Metreleptin in Anorexia Nervosa

Metreleptin in Anorexia Nervosa, Randomized Controlled Trial; Effects on Depressive Symptoms and Concomitant Changes in Brain Connectivity

Sponsor

Gabriella Milos

Enrollment

50 participants

Start Date

May 31, 2024

Study Type

INTERVENTIONAL

Conditions

Anorexia Nervosa

Summary

The treatment of anorexia nervosa often proves to be difficult. There are no drugs that work specifically for the treatment of anorexia nervosa. Experimental administration of metreleptin (synthetically produced leptin) to patients with anorexia nervosa has produced positive results. This study tests the effect of metreleptin in comparison with placebo, which could potentially make treatment easier.

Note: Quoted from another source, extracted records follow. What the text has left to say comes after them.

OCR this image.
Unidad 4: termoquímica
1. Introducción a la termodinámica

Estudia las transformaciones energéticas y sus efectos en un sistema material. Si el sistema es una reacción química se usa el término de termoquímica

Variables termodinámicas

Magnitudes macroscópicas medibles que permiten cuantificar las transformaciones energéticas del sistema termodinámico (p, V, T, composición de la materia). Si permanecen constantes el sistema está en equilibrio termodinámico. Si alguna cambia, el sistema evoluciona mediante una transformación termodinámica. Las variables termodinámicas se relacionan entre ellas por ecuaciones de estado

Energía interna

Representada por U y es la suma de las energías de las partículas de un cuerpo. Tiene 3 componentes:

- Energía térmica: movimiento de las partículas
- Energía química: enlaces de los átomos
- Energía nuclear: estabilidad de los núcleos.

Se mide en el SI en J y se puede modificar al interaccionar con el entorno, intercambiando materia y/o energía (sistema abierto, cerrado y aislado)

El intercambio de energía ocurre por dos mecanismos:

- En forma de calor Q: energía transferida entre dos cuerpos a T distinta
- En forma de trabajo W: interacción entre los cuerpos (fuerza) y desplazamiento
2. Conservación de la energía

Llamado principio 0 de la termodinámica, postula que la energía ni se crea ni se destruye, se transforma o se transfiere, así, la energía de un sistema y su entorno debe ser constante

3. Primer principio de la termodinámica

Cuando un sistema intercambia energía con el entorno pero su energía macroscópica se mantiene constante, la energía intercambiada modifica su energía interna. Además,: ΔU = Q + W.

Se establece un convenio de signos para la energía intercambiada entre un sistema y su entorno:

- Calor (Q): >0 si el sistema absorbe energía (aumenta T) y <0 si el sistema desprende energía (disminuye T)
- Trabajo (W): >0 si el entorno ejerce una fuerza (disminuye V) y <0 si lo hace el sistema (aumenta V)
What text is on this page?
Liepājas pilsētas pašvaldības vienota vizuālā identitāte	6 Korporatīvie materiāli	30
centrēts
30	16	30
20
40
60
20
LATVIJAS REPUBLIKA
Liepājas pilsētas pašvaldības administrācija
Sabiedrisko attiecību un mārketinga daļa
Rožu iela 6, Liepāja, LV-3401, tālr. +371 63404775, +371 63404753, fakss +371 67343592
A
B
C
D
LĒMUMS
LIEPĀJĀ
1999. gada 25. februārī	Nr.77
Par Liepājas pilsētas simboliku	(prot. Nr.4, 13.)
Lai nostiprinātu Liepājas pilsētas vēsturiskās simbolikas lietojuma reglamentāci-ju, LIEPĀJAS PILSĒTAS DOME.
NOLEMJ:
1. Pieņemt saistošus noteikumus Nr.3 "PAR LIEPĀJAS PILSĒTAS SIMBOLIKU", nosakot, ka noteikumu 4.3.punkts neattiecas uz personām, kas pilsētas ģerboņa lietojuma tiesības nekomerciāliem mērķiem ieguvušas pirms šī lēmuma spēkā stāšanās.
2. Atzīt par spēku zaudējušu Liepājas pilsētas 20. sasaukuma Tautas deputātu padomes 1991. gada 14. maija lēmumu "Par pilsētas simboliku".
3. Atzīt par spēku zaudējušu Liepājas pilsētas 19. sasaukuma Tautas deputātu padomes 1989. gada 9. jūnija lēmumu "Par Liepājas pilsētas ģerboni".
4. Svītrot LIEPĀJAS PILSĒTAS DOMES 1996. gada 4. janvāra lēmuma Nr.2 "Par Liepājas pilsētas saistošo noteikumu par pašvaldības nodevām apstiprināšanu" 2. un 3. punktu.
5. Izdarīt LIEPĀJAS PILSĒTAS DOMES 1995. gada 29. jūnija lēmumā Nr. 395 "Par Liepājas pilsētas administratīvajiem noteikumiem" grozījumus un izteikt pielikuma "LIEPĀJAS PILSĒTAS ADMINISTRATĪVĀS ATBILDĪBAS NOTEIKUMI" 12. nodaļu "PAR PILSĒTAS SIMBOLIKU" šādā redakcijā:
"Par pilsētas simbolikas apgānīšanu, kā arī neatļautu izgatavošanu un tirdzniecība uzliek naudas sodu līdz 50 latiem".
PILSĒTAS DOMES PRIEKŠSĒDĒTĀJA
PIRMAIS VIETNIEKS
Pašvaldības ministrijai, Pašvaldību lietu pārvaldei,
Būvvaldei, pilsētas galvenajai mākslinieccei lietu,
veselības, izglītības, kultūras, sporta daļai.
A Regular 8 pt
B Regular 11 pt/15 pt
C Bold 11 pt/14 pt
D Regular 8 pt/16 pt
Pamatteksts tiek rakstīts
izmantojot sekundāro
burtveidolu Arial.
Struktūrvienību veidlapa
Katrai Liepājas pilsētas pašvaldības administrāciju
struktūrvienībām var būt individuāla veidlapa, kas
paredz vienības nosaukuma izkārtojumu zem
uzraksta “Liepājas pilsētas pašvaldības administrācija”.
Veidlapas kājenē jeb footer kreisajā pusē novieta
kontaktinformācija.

The aim of the study is to investigate whether treatment with metreleptin can help to reduce the symptoms of anorexia nervosa and improve mood and weight.

Eligibility

Min Age: 17 YearsMax Age: 65 Years

Inclusion Criteria8

Current diagnosis of AN according to fifth edition of the Diagnostic and Statistical Manual of Mental Disorders (DSM-5) confirmed with Structured Clinical Interview for DSM-5 (SCID-5)
BMI \> 13 kg/m2; BMI ≤ 18 kg/m2; body weight ≥ 35 kg
Hospitalisation in the Eating Disorders Unit, Department of Consultation-Liaison Psychiatry and Psychosomatic Medicine, University Hospital of Zurich
Ability to understand German language
Age range: 17 - 65 years
Depressive symptoms: HAMD-17 ≥ 8
Negative urine pregnancy test, non-lactating and double birth control
Informed Consent as documented by signature

Exclusion Criteria3

Illicit drug intake within last month; current alcohol use disorder
Severe psychiatric and/or severe somatic comorbidities; f. e. lifetime diagnosis of schizophrenia, bipolar disorder, inflammatory bowel disorders, diabetes mellitus, autoimmune disorders, pancreatitis, neurological disorders, cancer including lymphoma
Acute suicidality or current serious non-suicidal self-injury

Interventions

DRUGMetreleptin

Metreleptin 3 mg is packaged in 3 ml Type I glass vials with chlorobutyl rubber stoppers, and aluminum seals with plastic flip-off caps. The vials are stored in refrigerator (2 - 8°C) and protected from light. Metreleptin for injection is a sterile, white, solid lyophilised cake. Prior to patient use, the content of a vial is reconstituted with 0.6 ml of water for injection for a final formulation of 10 millimolar (mM) glutamic acid, 2% glycine, 1% sucrose, 0.01% polysorbate 20, potential hydrogen (pH) 4.25. The resulting solution is administered by subcutaneous injection.

DRUGSodium chloride

The placebo will consist of sterile 0.9% saline (Sodium chloride), drawn up from a 10 ml i.v. vials. The placebo will be administered as an subcutaneous injection in an identical procedure as the metreleptin verum.